Religion
- Affiliation: Hinduism
- District: Khandwa

Location
- Location: Khandwa
- State: Madhya Pradesh
- Country: India
- Interactive map of Dada Darbar
- Coordinates: 21°49′7″N 76°20′1″E﻿ / ﻿21.81861°N 76.33361°E

Website
- http://www.shridadadarbar.com/

= Dada Darbar (Khandwa) =

Dada Darbar is a Hindu Temple in Khandwa, Nimar region, Madhya Pradesh, India. It is named after Dadaji Dhuniwale.

Dada Darbar is built at the memorial place of Dadaji Dhuniwale. There are innumerable devotees of 'Dadaji' in India. There are twenty-seven Dham's in India and abroad in the name of Dadaji Dhuniwale. Shri 1008 Keshwanand Ji Maharaj (Bade Dadaji) was an Avadhoot saint – meaning one who is completely pure and absorbed in the supreme consciousness.

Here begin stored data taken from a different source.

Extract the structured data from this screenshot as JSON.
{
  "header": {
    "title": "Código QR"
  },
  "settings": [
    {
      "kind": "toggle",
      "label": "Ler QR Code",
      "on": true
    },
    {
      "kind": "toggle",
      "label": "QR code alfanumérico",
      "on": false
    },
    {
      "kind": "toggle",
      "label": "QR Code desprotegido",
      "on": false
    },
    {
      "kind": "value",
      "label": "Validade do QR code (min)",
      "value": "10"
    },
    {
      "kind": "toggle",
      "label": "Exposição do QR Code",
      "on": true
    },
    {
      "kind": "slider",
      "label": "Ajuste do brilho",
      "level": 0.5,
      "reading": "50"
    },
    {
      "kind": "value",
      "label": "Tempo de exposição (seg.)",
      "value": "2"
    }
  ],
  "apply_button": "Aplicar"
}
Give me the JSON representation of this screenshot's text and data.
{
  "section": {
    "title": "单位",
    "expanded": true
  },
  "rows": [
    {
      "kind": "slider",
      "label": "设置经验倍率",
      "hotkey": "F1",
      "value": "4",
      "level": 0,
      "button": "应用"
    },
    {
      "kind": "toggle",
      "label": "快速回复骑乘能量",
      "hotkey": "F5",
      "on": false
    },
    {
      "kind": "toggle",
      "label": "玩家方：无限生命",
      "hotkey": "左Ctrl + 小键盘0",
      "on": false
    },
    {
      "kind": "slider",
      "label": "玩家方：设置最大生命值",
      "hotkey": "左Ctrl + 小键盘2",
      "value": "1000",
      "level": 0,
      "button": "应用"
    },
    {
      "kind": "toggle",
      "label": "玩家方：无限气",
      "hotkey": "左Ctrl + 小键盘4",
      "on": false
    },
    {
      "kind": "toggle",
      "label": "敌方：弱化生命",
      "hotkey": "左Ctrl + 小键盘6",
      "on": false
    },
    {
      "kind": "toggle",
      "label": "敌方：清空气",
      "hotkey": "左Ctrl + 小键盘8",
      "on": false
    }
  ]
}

His exact birth details are unknown. He arrived in Khandwa from Barwaha in 1930 and attained Mahasamadhi on 3 December 1930.

Shri Bade Dadaji Maharaj sanctified this land through his Samadhi, and his divine miracles remain unfathomable. Millions of devotees across the world continue to experience spiritual joy under his divine presence and guidance.